One of the categories that’s growing based on premiumization is oral hygiene. “It’s not just about brushing your teeth anymore,” the year-on-year data for oral care showed, Knight said, with the growth in higher-priced dental floss, “sensitive” gum picks, and specialty mouthwashes commanding higher price margins that some consumers are willing to pay.

Note this messaging found on the children’s wellness brand, Jack and Jill, one of the GMDC Showcase participants: “free from all nasties.” This, in products marketed to parents for kids.

This is the sort of branding Millennial Moms and many grandparents seek in health-motivated families.

The key takeaway is that innovation is key, and it’s the “smaller fish,” as Knight coins them, that are nimble and agile, serving up fads and trends and very current demands of health-hungry consumers.

Health Populi’s Hot Points:  Retailers can collaborate with producers, Knight recommends, with the Big Fish working with the Small Fish to co-create innovations that benefit consumers’ health and bolster the business at the same time.

The findings of this study are spot-on for healthcare industry stakeholders beyond retailers and CPG companies, as well, especially as we increasingly appreciate the impact of social determinants on patients’ health: food, education, safe and clean environments, transportation, among them.

Knight painted a continuum of wellness at retail: dietitians, nutritionists, cooking schools, flu shots, skincare, supplements like probiotics, water…asking the question, “how can we take these products and string them together?” For example, for a customer with dry skin, it’s not just about buying hand cream, but a continuum of solutions such as appropriate evidence-based supplements, drinking lots of water, and certain healthy food choices that, bundled together, could optimize the consumer-patient skin outcome.

“Be solution oriented,” Knight said.

Integral to that solution is embracing the fact that the consumer is multi-channel and connected, which I speak to so often — the concept of Homo informaticus, described in this Health Populi post.

Along with our being connected, three other factors are converging to re-shape us, Knight called out: aging, consumerization, and demand for personalization.

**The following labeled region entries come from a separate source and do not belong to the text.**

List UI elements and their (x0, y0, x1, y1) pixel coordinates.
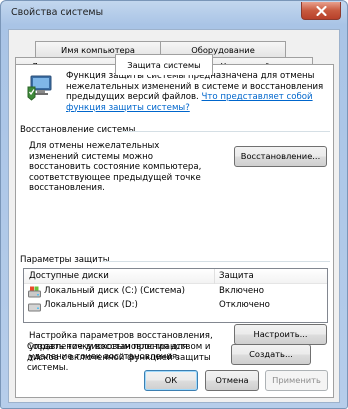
column-header-protection[interactable]: Защита (219, 271, 254, 281)
close-icon (316, 6, 327, 16)
drive-icon (28, 303, 41, 312)
restore-description: Для отмены нежелательных изменений систе… (29, 141, 202, 193)
drive-row[interactable]: Локальный диск (D:) Отключено (24, 299, 327, 313)
restore-group-title: Восстановление системы (20, 125, 136, 135)
configure-button[interactable]: Настроить... (234, 324, 327, 345)
protection-group-title: Параметры защиты (20, 255, 110, 265)
system-protection-icon (27, 75, 52, 101)
list-header: Доступные диски Защита (24, 269, 327, 284)
title-bar[interactable]: Свойства системы (1, 1, 347, 27)
drive-name: Локальный диск (D:) (44, 300, 138, 310)
column-separator[interactable] (214, 269, 215, 284)
window-title: Свойства системы (11, 7, 104, 18)
system-restore-button[interactable]: Восстановление... (234, 146, 327, 167)
system-drive-icon (28, 286, 41, 298)
drive-protection-status: Включено (219, 286, 265, 296)
ok-button[interactable]: ОК (144, 370, 198, 391)
create-button[interactable]: Создать... (231, 344, 311, 365)
create-description: Создать точку восстановления для дисков … (27, 342, 211, 373)
column-header-drives[interactable]: Доступные диски (29, 271, 109, 281)
cancel-button[interactable]: Отмена (205, 370, 259, 391)
apply-button[interactable]: Применить (265, 370, 328, 391)
group-divider (102, 261, 330, 262)
intro-text: Функция защиты системы предназначена для… (66, 71, 328, 113)
group-divider (122, 131, 330, 132)
drive-name: Локальный диск (C:) (Система) (44, 286, 186, 296)
drive-row[interactable]: Локальный диск (C:) (Система) Включено (24, 285, 327, 299)
close-button[interactable] (301, 2, 341, 20)
drive-protection-status: Отключено (219, 300, 270, 310)
tab-system-protection[interactable]: Защита системы (115, 54, 213, 75)
drives-list[interactable]: Доступные диски Защита Локальный диск (C… (23, 268, 328, 323)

Together, these trends result in a broader consumer call for ownership of health for personal wellbeing. I see this as part of a growing call for health citizenship with its attendant rights and responsibilities.

With the need for greater consumer health education at retail, there’s a huge opportunity for the trusted, respected experts in the legacy healthcare ecosystem to partner with retail health channels: physicians, nurses, pharma researchers, patient advocates and associations like the American Heart Association and American Diabetes Association, hospital pharmacists and dietitians, in local and national programming.

Remember that consumers believe nurses, pharmacists and physicians are the most ethical and trustworthy professions in America; and, that retailers are valued for customer experience. That’s a powerful combination for health consuming.